Heaney continues his analogy with Jung's terminology, "By the 1960s, in Jung's scenario, 'a higher consciousness' was manifesting itself in the form of poetry itself, an ideal towards which the poets turned in order to survive the stunting conditions." This "higher consciousness" is reached through the mythological dramatisation of the circumstances, as in the last of the "Crossings" poem, depicting the "stunted conditions":

As danger gathered and the march dispersed…

We were like herded shades who had to cross

And did cross, in a panic, to the car
Parked as we'd left it, that gave when we got in
Like Charon's boat under the faring poets.

The past tense of this scene is counteracted with the final hopeful encounter at the end of the volume, in which the present tense emphasises Heaney's freedom from the "herded shades," rising to a "higher consciousness" through the acknowledgement that he does not have to accept the world of the dark but can reach out, beyond, into the light.

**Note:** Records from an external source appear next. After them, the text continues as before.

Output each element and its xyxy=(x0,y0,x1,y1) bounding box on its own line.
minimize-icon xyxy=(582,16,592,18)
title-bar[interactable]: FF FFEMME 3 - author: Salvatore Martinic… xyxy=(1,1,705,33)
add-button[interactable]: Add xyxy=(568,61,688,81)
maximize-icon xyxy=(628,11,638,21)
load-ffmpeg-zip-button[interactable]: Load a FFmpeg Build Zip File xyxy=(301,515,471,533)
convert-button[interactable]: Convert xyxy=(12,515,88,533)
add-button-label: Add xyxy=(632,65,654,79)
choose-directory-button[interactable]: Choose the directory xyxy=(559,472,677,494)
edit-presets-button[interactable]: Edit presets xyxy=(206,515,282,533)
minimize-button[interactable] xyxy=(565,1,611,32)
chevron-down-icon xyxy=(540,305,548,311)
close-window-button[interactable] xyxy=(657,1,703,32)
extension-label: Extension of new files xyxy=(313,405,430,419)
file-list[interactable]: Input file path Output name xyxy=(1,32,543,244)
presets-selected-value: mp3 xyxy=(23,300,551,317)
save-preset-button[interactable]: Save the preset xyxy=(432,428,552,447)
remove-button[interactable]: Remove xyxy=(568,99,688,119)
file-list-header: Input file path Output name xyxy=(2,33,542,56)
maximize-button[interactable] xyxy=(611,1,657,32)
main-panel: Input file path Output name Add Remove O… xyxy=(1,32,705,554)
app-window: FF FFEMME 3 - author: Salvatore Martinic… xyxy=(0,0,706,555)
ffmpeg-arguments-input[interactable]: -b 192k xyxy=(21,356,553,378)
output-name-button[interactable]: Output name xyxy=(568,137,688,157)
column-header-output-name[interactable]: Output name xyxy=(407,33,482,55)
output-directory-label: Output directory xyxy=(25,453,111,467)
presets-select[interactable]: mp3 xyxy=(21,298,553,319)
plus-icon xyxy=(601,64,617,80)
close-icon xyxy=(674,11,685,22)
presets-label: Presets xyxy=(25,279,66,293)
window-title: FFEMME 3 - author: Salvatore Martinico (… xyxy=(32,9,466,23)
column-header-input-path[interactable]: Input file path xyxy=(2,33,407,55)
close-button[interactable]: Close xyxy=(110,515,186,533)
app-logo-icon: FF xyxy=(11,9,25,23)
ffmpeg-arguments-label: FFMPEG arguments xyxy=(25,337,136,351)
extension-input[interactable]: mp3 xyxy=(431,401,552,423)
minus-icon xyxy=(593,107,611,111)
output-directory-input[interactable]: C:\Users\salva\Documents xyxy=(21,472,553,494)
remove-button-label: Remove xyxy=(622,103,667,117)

He is encouraged to reject the threat of the Shadow archetype represented by those turned to "shades":

No good spirits ever pass this way
And therefore, if Charon objects to you,
You should understand well what his words imply.

Thus one reason to welcome recent ceasefires is the need of the joy that the political struggles destroy. Heaney keeps alive the belief in and hope for that joy: the life of the spirit as a possibility through poetic imagination, when any kind of war threatens total despair. Through the Jungian interpretation of the mythical archetypes employed in the poems of Seeing Things, the reader can identify with Heaney's comment, partly quoted in the opening paragraph of this paper and now in fuller context, confirmation that "Here is the great paradox of poetry and of the imaginative arts in general. Faced with the brutality of the historical onslaught, they are practically useless. Yet they verify our singularity, they strike and stake out the ore of self which lies at the base of every individuated life. In one sense the efficacy of poetry is nil—no lyric has ever stopped a tank. In another sense, it is unlimited."